I drove away thinking of two of my other friends, each with babies growing in their wombs. I thought of the blog I wrote about the three of them and a couple of other friends of mine, friends  I love so deeply. I thought of last year and the struggles each of these families faced, I thought of how each of them mourned and questioned.  I thought of my fragile friend, I thought of the hugs we shared the day she came to me in the salon and the day I went to hold her baby, those two hugs could not be more different. I contrasted that raw pain with their present joy and I wept. These tears were so different than those I shed as I typed on January 16th of this year.

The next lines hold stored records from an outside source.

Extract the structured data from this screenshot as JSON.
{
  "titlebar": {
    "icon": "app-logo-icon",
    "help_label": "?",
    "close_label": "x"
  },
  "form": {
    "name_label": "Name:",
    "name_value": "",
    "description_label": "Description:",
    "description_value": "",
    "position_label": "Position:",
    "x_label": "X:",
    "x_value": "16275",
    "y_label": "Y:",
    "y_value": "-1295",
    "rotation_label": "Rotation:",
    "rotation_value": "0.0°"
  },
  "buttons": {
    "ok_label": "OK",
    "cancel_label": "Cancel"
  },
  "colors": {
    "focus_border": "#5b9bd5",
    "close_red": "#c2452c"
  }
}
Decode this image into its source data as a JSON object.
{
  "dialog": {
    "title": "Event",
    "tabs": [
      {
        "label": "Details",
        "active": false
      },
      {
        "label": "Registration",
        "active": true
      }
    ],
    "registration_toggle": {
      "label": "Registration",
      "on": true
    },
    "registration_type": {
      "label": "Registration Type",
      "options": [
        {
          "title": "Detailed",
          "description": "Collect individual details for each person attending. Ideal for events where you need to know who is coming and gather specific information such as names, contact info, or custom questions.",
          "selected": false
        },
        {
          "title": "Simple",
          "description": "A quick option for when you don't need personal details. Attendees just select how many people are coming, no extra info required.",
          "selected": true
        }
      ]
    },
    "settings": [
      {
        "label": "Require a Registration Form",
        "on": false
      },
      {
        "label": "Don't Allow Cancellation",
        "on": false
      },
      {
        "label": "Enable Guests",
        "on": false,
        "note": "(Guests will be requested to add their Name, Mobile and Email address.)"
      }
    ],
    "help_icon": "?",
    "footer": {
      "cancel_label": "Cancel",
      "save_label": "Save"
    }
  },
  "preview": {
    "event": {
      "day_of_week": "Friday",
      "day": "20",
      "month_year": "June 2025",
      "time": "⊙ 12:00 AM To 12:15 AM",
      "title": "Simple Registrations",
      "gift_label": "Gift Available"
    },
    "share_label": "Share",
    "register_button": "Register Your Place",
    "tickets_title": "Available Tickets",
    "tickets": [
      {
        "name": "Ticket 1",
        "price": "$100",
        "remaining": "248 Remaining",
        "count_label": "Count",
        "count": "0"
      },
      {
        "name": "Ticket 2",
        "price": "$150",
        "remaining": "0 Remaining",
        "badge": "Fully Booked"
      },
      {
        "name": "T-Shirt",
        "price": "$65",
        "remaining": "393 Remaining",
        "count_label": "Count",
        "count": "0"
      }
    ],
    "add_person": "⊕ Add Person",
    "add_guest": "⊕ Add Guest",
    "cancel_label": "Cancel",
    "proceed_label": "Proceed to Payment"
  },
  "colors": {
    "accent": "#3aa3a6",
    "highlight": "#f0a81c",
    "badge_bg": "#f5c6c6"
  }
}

My heart was broken over and over, people I loved so dearly were hurt so badly, the strongest women I knew were at war with their own being. Ten months later, there was so much joy to be shared.

This blog is short and sweet. I celebrate with my friend and her new baby, my friend and her daughter (due any day now!), and my friend due early next year. I encourage my other friends still staring infertility in the eye, there is so much hope! These three miracle babies are proof that if you try really stinking hard, or if you give up and don’t “try” at all, the future is unknown, and full of surprises. I look forward to celebrating with each of you during your celebration season, however and whenever that takes place.